John Saville, Maurice Dobb, Hill'in "bize tarihsel tutkuyu öğretti dediği" Dona Torr ve
Past&Present'in örgütleyicisi ve diğer yazarlarının o olmadan dergi çıkmaz dediği John
Morris grubun diğer etkili üyeleridir. Yazarların kitaplarına yapılan kolektif katkılar,
1952'de hiç bir şekilde partinin yayın organı olarak adlandırılmayacak olan Past&Present
dergisinin yayınlanması gibi yayın çalışmalarının olduğu ve Hobsbawm'ın anlatımıyla
canlı, sert eleştirilerin yapıldığı ve eleştiriyi kabullenmekten çekinilmeyen, İngiltere'de ve
dünyanın diğer bölgelerindeki tarihçilerden kendilerini yalıtmaktan ziyade her zaman
onlarla köprüler kurmaya çalışan bir kolektif hüviyetine bürünür Komünist Parti Tarihçiler
Grubu. Ancak, grubun partinin doğrudan müdahalesine izin verilmeyen ve iki tarafında
birbirlerinden özerkliğini koruduğu; kısacası bir "resmi parti çizgisi"nin olmadığı bir yapısı
vardır. Burada iki temel çizgi, söz konusu tarihçilerin yirmin yüzyıl parti ve işçi hareketi
tarihine dair çalışma yapmamasıdır. SBKP'de 20. Kongre açılımından sonra grubun birçok
üyesi, E. P. Thompson ' un siyasal konum itibariyle bize uzak ama her zaman arkadaşça
kaldı, dediği Hobsbawm dışında, İngiltere Komünist Partisi'nden istifa ederler. Fiiliyatta
grup dağılmıştır; ancak üyelerinin gerek daha sonraki çalışmalarının, gerekse en önemlisi
Past&Present olmakla birlikte çeşitli dergilerde ortaklaşmalarının gösterdiği gibi 19461956 döneminin ilkelerine ve mirasına sadık kalmaya devam ederler.

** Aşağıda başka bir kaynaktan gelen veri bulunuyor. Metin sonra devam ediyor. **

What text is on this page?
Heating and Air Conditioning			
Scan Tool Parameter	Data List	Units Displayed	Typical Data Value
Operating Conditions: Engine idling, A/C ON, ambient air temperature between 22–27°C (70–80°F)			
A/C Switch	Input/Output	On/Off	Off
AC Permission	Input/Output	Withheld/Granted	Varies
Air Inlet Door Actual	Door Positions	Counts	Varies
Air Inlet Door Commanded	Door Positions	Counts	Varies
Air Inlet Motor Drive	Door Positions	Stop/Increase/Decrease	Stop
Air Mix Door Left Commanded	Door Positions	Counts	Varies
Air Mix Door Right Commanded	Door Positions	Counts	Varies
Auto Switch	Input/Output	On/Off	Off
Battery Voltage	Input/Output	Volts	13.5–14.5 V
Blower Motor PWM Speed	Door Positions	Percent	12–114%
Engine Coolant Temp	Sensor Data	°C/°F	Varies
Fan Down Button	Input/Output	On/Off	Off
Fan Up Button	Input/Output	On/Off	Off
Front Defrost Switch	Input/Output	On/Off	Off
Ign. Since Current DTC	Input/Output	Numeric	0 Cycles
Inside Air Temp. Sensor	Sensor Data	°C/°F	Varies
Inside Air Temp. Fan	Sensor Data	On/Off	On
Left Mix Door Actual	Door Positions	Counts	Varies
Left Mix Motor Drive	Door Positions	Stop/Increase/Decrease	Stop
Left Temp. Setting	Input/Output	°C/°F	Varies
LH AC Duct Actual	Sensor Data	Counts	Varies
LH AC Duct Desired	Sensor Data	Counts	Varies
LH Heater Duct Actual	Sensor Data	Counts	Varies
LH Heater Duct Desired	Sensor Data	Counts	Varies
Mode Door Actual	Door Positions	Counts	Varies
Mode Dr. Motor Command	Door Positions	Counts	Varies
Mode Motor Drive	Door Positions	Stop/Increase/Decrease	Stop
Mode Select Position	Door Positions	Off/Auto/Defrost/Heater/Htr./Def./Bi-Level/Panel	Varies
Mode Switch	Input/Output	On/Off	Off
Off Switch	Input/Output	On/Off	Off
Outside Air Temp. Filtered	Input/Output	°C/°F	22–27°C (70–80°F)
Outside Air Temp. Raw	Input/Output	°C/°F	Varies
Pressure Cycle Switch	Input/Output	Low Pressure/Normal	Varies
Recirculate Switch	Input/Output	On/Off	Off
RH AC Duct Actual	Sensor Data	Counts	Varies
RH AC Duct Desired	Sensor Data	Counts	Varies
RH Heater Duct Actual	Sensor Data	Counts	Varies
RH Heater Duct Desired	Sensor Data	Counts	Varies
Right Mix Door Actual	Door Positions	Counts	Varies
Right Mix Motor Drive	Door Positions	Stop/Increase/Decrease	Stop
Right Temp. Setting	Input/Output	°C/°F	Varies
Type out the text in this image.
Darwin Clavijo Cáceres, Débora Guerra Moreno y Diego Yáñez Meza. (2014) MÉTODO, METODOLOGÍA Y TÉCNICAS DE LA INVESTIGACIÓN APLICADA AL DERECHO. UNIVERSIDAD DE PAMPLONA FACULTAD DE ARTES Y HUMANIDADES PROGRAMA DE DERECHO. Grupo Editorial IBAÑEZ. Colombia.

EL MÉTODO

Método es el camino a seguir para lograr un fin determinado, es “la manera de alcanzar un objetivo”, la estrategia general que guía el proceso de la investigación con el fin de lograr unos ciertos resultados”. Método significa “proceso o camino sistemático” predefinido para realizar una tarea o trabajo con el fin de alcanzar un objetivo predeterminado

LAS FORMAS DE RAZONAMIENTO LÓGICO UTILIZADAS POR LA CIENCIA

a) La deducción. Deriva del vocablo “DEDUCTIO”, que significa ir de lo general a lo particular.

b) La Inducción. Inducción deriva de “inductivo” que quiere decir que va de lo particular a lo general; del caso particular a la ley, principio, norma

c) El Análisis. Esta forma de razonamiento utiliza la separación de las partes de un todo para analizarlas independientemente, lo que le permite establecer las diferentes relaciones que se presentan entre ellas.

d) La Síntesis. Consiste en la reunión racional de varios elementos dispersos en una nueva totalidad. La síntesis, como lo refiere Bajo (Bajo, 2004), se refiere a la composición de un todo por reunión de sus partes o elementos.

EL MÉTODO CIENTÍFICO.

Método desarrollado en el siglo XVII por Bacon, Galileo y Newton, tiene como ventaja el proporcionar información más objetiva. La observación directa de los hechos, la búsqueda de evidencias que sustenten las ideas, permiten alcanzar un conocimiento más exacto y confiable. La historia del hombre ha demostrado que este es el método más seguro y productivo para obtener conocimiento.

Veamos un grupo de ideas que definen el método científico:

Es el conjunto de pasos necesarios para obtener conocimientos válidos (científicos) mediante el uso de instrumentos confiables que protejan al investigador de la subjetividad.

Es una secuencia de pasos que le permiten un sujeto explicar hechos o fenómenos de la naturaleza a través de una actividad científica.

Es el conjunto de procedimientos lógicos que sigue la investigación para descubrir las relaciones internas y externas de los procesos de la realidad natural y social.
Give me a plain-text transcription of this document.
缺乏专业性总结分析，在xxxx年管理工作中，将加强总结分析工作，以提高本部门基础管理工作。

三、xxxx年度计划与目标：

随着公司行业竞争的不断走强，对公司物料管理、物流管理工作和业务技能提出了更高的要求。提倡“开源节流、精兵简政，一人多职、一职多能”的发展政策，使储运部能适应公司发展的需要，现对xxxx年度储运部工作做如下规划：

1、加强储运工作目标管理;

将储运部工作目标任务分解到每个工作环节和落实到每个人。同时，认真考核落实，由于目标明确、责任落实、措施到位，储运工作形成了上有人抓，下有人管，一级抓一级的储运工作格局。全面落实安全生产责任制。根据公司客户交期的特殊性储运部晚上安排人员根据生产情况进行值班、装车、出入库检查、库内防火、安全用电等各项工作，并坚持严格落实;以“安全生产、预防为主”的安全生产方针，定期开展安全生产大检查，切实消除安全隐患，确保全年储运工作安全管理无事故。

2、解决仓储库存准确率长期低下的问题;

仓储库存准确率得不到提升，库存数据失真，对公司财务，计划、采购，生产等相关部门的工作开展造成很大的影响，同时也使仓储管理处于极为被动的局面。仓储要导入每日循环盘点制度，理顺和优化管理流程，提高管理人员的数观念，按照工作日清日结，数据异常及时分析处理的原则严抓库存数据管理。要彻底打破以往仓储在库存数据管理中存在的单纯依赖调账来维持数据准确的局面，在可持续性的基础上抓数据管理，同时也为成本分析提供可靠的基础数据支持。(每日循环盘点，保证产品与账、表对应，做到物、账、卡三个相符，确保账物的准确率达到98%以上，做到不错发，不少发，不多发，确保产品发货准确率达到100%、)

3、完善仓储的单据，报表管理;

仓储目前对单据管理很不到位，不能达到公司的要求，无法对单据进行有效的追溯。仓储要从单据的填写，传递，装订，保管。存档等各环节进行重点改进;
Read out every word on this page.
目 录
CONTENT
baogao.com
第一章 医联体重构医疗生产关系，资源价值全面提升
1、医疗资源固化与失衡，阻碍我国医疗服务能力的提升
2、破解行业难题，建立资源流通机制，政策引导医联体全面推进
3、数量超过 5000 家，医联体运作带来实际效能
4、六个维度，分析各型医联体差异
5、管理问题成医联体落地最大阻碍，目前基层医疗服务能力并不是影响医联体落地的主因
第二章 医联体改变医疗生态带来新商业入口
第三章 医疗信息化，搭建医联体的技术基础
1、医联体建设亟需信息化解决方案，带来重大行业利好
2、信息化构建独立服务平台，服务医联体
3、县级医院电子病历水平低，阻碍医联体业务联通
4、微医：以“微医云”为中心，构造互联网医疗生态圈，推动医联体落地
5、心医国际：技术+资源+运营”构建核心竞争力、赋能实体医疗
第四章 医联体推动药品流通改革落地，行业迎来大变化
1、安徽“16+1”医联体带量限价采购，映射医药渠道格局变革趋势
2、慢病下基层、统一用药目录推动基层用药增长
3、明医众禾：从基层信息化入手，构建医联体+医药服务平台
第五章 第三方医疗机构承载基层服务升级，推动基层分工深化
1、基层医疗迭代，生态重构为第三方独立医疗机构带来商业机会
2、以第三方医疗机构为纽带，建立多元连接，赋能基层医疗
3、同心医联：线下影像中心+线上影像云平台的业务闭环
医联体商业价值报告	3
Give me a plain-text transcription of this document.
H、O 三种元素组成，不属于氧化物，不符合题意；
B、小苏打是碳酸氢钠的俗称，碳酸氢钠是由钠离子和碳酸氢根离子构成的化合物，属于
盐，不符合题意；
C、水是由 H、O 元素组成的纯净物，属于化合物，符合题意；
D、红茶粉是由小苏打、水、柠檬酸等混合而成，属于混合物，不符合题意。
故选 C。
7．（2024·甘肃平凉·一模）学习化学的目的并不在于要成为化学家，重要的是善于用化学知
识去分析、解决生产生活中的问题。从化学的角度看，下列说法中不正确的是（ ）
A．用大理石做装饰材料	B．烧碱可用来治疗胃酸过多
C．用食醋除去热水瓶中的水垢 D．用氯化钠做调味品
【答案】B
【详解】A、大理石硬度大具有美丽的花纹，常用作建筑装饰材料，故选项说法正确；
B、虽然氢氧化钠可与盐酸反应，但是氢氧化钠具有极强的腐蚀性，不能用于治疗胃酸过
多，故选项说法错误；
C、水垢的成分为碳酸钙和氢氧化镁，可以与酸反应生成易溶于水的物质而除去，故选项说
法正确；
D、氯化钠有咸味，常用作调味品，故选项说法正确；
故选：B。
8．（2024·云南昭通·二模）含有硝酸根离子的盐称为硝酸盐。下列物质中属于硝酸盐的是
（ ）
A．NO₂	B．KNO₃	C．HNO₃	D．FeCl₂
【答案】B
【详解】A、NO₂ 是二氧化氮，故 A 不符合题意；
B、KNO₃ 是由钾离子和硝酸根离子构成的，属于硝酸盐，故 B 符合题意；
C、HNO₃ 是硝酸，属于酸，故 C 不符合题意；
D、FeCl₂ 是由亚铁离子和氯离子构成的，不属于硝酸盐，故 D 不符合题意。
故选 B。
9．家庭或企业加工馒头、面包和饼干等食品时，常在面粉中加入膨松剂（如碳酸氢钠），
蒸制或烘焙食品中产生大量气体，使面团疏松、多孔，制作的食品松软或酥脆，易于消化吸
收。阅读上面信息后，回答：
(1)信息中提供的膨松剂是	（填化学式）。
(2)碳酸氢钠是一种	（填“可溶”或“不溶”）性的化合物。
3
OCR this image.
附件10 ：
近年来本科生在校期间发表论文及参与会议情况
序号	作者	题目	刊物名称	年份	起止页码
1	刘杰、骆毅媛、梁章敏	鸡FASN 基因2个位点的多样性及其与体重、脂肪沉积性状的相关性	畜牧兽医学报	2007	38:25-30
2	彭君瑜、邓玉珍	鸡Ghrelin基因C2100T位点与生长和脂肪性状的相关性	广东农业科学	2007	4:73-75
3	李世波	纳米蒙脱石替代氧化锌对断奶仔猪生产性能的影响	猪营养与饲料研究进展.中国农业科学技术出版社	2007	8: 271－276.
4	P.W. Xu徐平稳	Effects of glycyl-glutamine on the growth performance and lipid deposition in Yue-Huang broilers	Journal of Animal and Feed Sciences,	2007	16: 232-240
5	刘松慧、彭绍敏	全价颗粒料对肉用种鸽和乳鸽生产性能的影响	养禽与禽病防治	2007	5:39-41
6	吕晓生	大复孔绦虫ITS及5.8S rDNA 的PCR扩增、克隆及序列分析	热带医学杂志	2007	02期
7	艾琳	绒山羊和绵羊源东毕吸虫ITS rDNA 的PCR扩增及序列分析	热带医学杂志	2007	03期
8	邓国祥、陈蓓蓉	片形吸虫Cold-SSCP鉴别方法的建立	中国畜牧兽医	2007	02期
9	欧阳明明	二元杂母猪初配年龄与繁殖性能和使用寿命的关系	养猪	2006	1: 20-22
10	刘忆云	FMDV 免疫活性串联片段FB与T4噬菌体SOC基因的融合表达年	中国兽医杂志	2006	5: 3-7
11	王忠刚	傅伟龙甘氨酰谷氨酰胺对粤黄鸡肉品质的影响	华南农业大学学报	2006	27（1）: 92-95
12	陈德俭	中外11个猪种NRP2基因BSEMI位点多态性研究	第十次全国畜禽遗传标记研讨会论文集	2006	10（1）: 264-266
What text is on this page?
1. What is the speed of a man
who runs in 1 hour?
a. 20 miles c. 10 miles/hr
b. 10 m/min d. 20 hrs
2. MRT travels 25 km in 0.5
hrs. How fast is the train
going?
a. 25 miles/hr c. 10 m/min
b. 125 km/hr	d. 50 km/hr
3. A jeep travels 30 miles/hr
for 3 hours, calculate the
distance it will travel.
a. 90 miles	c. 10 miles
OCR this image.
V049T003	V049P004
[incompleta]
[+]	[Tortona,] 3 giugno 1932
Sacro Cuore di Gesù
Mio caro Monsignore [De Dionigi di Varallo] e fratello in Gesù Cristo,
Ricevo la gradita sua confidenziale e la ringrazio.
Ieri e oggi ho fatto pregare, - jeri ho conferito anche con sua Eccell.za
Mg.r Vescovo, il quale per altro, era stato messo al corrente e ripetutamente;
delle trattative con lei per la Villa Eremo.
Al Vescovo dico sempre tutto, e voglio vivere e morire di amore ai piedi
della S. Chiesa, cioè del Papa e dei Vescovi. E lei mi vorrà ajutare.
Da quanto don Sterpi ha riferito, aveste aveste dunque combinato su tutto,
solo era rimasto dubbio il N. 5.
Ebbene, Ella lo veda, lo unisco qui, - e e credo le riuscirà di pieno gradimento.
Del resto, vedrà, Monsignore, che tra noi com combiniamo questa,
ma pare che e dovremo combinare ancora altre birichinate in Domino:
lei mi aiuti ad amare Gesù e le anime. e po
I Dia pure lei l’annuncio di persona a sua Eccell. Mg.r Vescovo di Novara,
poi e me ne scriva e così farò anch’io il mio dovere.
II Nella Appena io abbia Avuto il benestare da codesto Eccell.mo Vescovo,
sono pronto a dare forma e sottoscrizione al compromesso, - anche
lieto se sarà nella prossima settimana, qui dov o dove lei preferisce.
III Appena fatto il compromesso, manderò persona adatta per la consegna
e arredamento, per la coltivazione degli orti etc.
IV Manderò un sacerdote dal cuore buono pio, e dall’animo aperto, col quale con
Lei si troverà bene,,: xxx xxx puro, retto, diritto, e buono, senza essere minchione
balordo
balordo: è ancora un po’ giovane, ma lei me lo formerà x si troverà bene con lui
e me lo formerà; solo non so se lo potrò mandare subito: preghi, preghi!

Dahası, gerek
İngiltere gerekse de dünya tarihine ampirik ve kuramsal (bu ikisini özellikle İngiliz
Marksist tarihçiler için ayırmak ölümcül bir hata olur; ancak bu ayrımı özellikle
Thompson'un Althusser'le olan ünlü polemiğini vurgulamak için yaptım) katkıları ortak
çabalarının en önemli göstergeleridir.
Peki, nedir bu kolektif katkı? Haye'nin kitabının bu en önemli kısmını şöyle
özetleyebilirim: İlkin, tarihçilik alanının en az diğer sosyal bilimler, özellikle sosyoloji
kadar, kurama dair bir alan olduğu; bir başka deyişle, tarihin farklı disiplinlerdeki
kuramsal çalışmaların bir uygulama alanı olmadığı; hatta bu kuramların tarih dışında bir
anlamı olmadığıdır. İkincisi, ise ortak meseleleri, yani kapitalizmin iktisadi, kültürel,
toplumsal kökenleridir. Ancak, bu kökenlere dair çalışmalarında önemli olan, bu alanları
Althusserci anlamda farklı birbirinden özerk kerteler olarak değil, bir bütünlük algısı
üzerinden incelemeleridir. Bununla bağlantılı olarak üçüncüsü, altyapı-üstyapı
metaforunun yerine toplumsal bütünlük fikrini analizlerinin en temel yöntemi olarak
kullanmalarıdır. Dördüncüsü, inceledikleri tarihsel dönemi "aşağıdan" okumaları, ancak
kültürelcilikten uzak, alt sınıflara kendiliğinden bir özgünlük atfederek değil, dönemin
yapısal sınırlan çerçevesinde ve diğer sınıflarla ilişkileri içerisinde alt sınıfların kendi
tarihlerini nasıl inşa ettiklerine odaklanmalarıdır. Bir başka deyişle, tarihin merkezine
insan deneyimini, deneyim kavramını yapı-özne gerilimini çözecek bir kategori olarak
kullanarak, sınıf eylemlerinde, sınıf mücadelesinde somutlaşan bir süreç olarak
koymalarıdır.
İngiliz Marksist tarihçilerin çalışmalarında kanımca en kritik yan budur. Somut tarihin
somut aktörleri olan insanı, bizleri ezen, hiç bir yere kıpırdamamıza izin vermeden
belirleyen yapılar fikri yerine, sınıf mücadelelerini analizlerinin odak noktası yapmalarının
hem genel anlamda tarihçilikte, hem de özellikle Marksist tarihçilikte çığır açtığı
fikrindeyim. Kaye'nin kitabı ise bu çığırı bize hem hikayesiyle hem de tartışmaların odak
noktalarına belirli sorunsallar üzerinden yaklaşımıyla akıcı bir biçimde sunuyor. Tarihçiler
ile söyleşilerin, bibliyografik kitapların bir hayli fazla yayımlandığı ülkemizde, umarım
Kaye'nin kitabı da layık olduğu ilgiyi görür.